A match in Zócalo Square, Mexico City, 2012. Image: Anita Miles
The long-awaited return of the Homeless World Cup means players from the home nations will be jetting off to the tournament in the United States. That’s not quite as easy as it once was before the pandemic, with a cost of living crisis and rising air fares making it a challenge to get every player on the pitch.
Last time the Homeless World Cup was held in 2019, the Welsh team didn’t have far to travel to head to Bute Park in Cardiff. This time around it’s a journey of more than 5,000 miles to reach Sacramento in the US.
Street Football Wales (SFW) set a £35,000 fundraising goal to get the country’s men’s and women’s teams to the tournament backed with a donation bucket collection at the recent Wales vs Armenia match. An auction packed with memorabilia from long-time supporter Michael Sheen also helped – a signed Wales jersey signed by the actor raised more than £1,000.
“Without that support, we would not be where we are now, put it that way,” says SFW operations manager Scott Jeynes. “In terms of fundraising, he’s been vital in raising the profile and the awareness of street football.
“It’s been a bit of a challenge in terms of visas and estas getting Team Wales there. Some of our players have required an interview in London and there’s been a massive backlog since Covid so preparations have not been the smoothest, but we’ve tried to make that transition as best we can.”
The pandemic may have robbed SFW of some elements of its legacy from the Cardiff event, but the operation has expanded to cover the whole of Wales, with 598 registered players.
The excitement is still palpable for team veterans and the new players who will experience the HWC for the first time.

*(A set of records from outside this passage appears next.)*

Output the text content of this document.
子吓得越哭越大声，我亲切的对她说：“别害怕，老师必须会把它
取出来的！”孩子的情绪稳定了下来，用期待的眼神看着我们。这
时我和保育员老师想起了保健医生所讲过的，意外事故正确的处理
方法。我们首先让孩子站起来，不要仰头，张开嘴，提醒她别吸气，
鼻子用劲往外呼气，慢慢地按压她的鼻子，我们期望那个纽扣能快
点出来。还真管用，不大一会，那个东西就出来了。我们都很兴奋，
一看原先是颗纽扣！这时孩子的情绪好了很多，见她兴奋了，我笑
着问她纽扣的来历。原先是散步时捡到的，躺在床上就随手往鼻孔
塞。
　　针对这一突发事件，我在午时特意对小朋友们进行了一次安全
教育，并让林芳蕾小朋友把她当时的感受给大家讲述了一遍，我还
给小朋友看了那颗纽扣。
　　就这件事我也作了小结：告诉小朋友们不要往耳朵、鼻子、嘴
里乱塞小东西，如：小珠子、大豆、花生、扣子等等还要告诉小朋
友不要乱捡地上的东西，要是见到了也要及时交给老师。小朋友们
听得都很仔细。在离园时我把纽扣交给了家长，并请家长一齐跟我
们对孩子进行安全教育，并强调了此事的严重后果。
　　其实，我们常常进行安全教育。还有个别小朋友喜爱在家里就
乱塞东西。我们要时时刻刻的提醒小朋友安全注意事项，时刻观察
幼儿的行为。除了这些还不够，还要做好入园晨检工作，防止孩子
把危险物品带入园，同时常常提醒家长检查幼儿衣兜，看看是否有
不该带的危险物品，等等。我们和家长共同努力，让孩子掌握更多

“We’ve watched loads of footage back from Cardiff to get a buzz for it and get a feel for it and the men’s and women’s teams are both super excited to represent Wales. It’s a once in a lifetime opportunity,” adds Jeynes.
“I think the highlight for me will be both teams in their opening game singing the Welsh national anthem. We have a group of players who have gone through adversity, have had very different life experiences but, when they are at the tournament, nothing matters other than the football and they’re playing with a smile on their face.

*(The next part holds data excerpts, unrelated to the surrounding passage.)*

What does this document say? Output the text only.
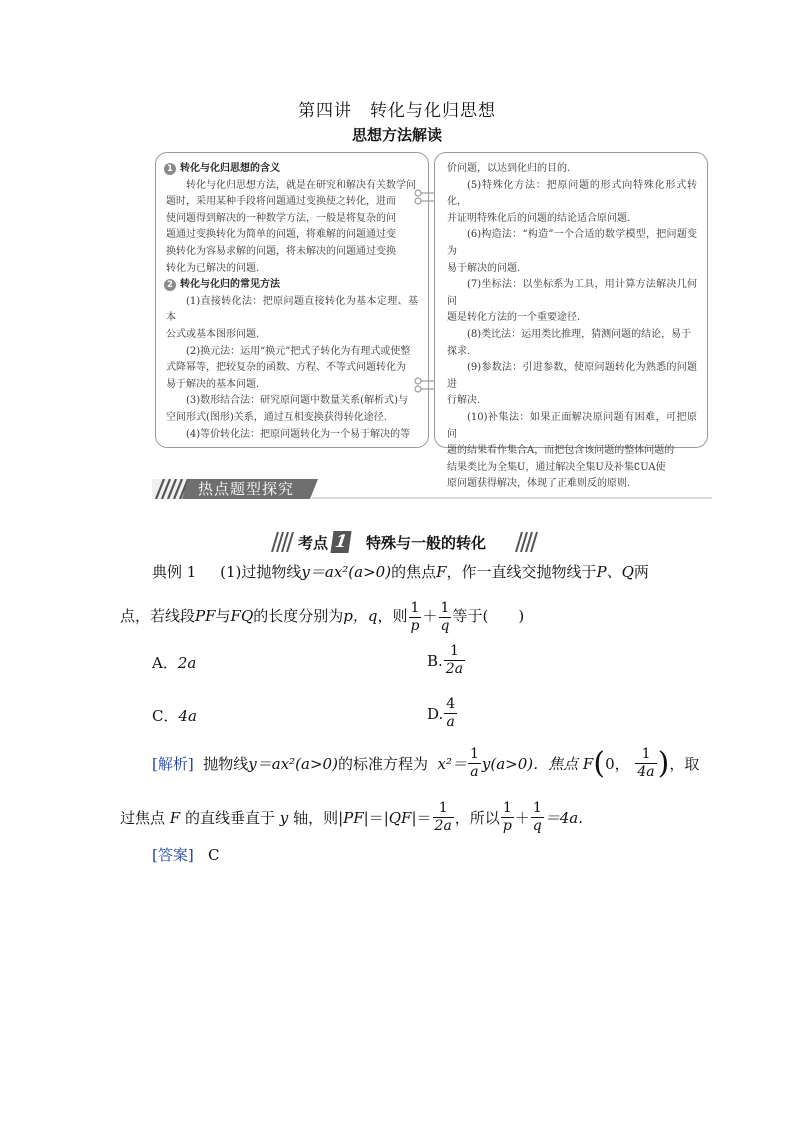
第四讲　转化与化归思想
思想方法解读
1 转化与化归思想的含义
转化与化归思想方法，就是在研究和解决有关数学问
题时，采用某种手段将问题通过变换使之转化，进而
使问题得到解决的一种数学方法，一般是将复杂的问
题通过变换转化为简单的问题，将难解的问题通过变
换转化为容易求解的问题，将未解决的问题通过变换
转化为已解决的问题.
2 转化与化归的常见方法
(1)直接转化法：把原问题直接转化为基本定理、基本
公式或基本图形问题.
(2)换元法：运用“换元”把式子转化为有理式或使整
式降幂等，把较复杂的函数、方程、不等式问题转化为
易于解决的基本问题.
(3)数形结合法：研究原问题中数量关系(解析式)与
空间形式(图形)关系，通过互相变换获得转化途径.
(4)等价转化法：把原问题转化为一个易于解决的等
价问题，以达到化归的目的.
(5)特殊化方法：把原问题的形式向特殊化形式转化，
并证明特殊化后的问题的结论适合原问题.
(6)构造法：“构造”一个合适的数学模型，把问题变为
易于解决的问题.
(7)坐标法：以坐标系为工具，用计算方法解决几何问
题是转化方法的一个重要途径.
(8)类比法：运用类比推理，猜测问题的结论，易于
探求.
(9)参数法：引进参数，使原问题转化为熟悉的问题进
行解决.
(10)补集法：如果正面解决原问题有困难，可把原问
题的结果看作集合A，而把包含该问题的整体问题的
结果类比为全集U，通过解决全集U及补集∁UA使
原问题获得解决，体现了正难则反的原则.
热点题型探究
考点 1 特殊与一般的转化
典例 1 (1)过抛物线y＝ax²(a>0)的焦点F，作一直线交抛物线于P、Q两
点，若线段PF与FQ的长度分别为p，q，则 $\frac{1}{p} + \frac{1}{q}$ 等于(　　)
A．2a	B. $\frac{1}{2a}$
C．4a	D. $\frac{4}{a}$
[解析]
抛物线 y＝ax²(a>0) 的标准方程为
$x^2= \frac{1}{a} y(a>0)$．焦点
F ( 0，
$\frac{1}{4a}$ ) ，取
过焦点
F
的直线垂直于
y
轴，则| PF |＝| QF |＝ $\frac{1}{2a}$ ，所以 $\frac{1}{p} + \frac{1}{q} =4a$.
[答案] C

“We were lucky enough to be at the Wales vs Armenia game and go on the pitch at half-time, that was a life-changing experience as well. Our men’s and women’s team all stood up for the anthem at the beginning and one of them turned around and said, ‘That’ll be us soon’.”
David Duke is the founder of Street Soccer Scotland and Street Soccer London, which are running both the Scotland and England teams heading to California. He told The Big Issue that sponsors had helped get the men’s Scotland team across to the tournament alongside a fundraising push at the Scotland vs Georgia match at Hampden Park last month.
“It’s a great experience for the players who get selected. It’s a chance for the players to change their life,” says Duke. “It’s also a chance for some of the organisations across the world to come together, share ideas and just be together. It’s very much a family and obviously we’ve not seen each other for a while so it’s good for that to come back.”
The tournament is heading to the heart of homelessness in the US. California is the state with the highest number of people experiencing homelessness across America, with 171,521 people counted as homeless in the most recent point-in-time single-night count. Overall, 30% of America’s homeless population is in California.
Meanwhile, Sacramento County has around 9,300 people experiencing homelessness with more than 70% of that total being unsheltered or sleeping rough as it would be called in the UK.
“It’s really important for the Homeless World Cup’s message to be in America. They’ve got some of the poorest rights when it comes to housing, health and homelessness,” says Duke.
“Hopefully with the Homeless World Cup being there it can have an impact far wider than the actual players playing, in terms of removing stigma and people understanding there can be solutions to homelessness.
“The Homeless World Cup provides a solution. All the projects going there, whether they be in Brazil, Mexico or Scotland, we’re all using football as a way to reconnect people to services and support and be part of the community.”